La découverte est d'autant plus spectaculaire qu'on croyait tout savoir sur l'Argentin Jorge Luis Borges, l'un des écrivains les plus étudiés au monde: un poème inconnu et un millier de livres souvent annotés de sa main viennent d'être dévoilés à Buenos Aires.

«Des chercheurs du monde entier nous appellent: des universités de Virgine et Pittsburgh aux États-Unis, de Leipzig et Hambourg en Allemagne», dit à l'AFP Laura Rosato, 41 ans, l'un des deux auteurs de la découverte.

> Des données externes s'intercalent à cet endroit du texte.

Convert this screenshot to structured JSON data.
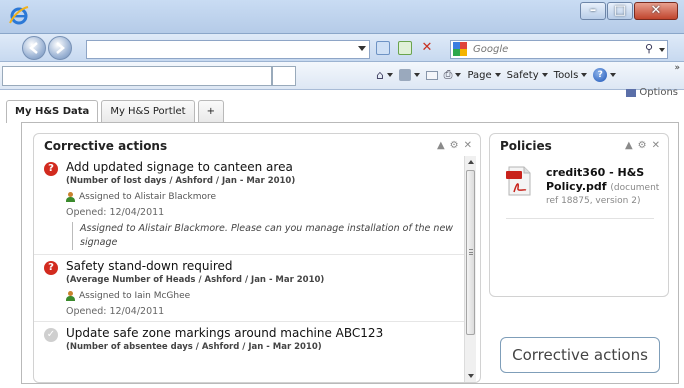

«Certains d'entre eux ont déjà annoncé leur venue avant la fin de l'année», ajoute avec fierté German Alvarez, 33 ans, qui comme Laura Rosato travaille à la Bibliothèque nationale argentine dont Borges a été le directeur de 1955 à 1973.

Laura Rosato et German Alvarez font état de leurs découvertes dans un ouvrage de 400 pages à paraître aux éditions de la Bibliothèque nationale: Borges, livres et lectures.

C'est une histoire à rebondissements: en 1973, le retour en Argentine du général Juan Peron contraint le très antipéroniste Borges (1899-1986) à prendre sa retraite après avoir dirigé pendant 18 ans la vénérable institution.

Un employé l'ayant accusé, pour le déstabiliser, de subtiliser des livres, l'auteur des Fictions fait dresser un inventaire par un notaire. Parmi les livres lui appartenant, il en retire certains et fait don d'un millier d'autres à la Bibliothèque.

Mais les employés, souvent péronistes, «oublient» d'apposer le sceau «Donation Jorge Luis Borges» sur chaque exemplaire. La collection tombe ainsi dans l'oubli. Les livres restent empilés dans des paquets. «On peut encore voir sur beaucoup d'entre eux la trace de la ficelle», dit German.

En 1992, lorsque la Bibliothèque quitte la rue Mexico, dans le quartier historique de San Telmo, pour le bâtiment ultra-moderne de La Recoleta, la question du sort de cette collection est posée. Cinq directeurs vont l'ignorer.

Ce n'est qu'en 2004 que Laura Rosato et German Alvarez entament un travail de fourmi: ils passent en revue plus de 900 000 ouvrages du fonds de la Bibliothèque. «D'abord à mi-temps», dit Laura Rosato. «Au bout de trois ans, l'importance de nos découvertes est reconnue et nous pouvons nous y consacrer à plein temps».

Parmi elles, ce poème manuscrit inédit, griffonné sur un exemplaire en allemand du théologien Christian Walch. On reconnaît le trait fin et précis caractéristique. «C'est de loin la trouvaille la plus importante», dit German.

Le poème commence ainsi: «La esperanza/como un cuerpo de niña...» («L'espoir, tel un corps de jeune fille...») «C'est le premier Borges, le plus intime, presque érotique», dit Laura Rosato. «L'époque de la grande séparation d'avec Concepcion Guerrero», ajoute German Alvarez.

Borges date ces lignes du «11 décembre 1923». Il est avec sa famille à Genève, où il retournera mourir en 1986, et s'apprête à partir pour l'Espagne.

Les deux chercheurs ont retrouvé certains de ces vers dans des poèmes devenus célèbres. «Dans Ferveur de Buenos Aires et Lune d'en face, on les retrouve presque mot pour mot», dit Laura.

On peut lire également les plans de plusieurs de ses futurs ouvrages. «Ces livres lui servaient de feuille: il n'avait aucun respect pour l'objet», explique German Alvarez.

C'est en effet un Borges décomplexé qui se dessine. «Il cite des livres sans avoir pu les consulter, lit Rabelais en anglais: c'est un lecteur sans scrupules», renchérit Laura Rosato.

«Il n'est pas un chercheur, mais bien un auteur de fiction!», poursuit German Alvarez. Laura Rosato ajoute: «Nous devons l'en remercier. Ce manque de scrupules est la clé de sa vision si libre».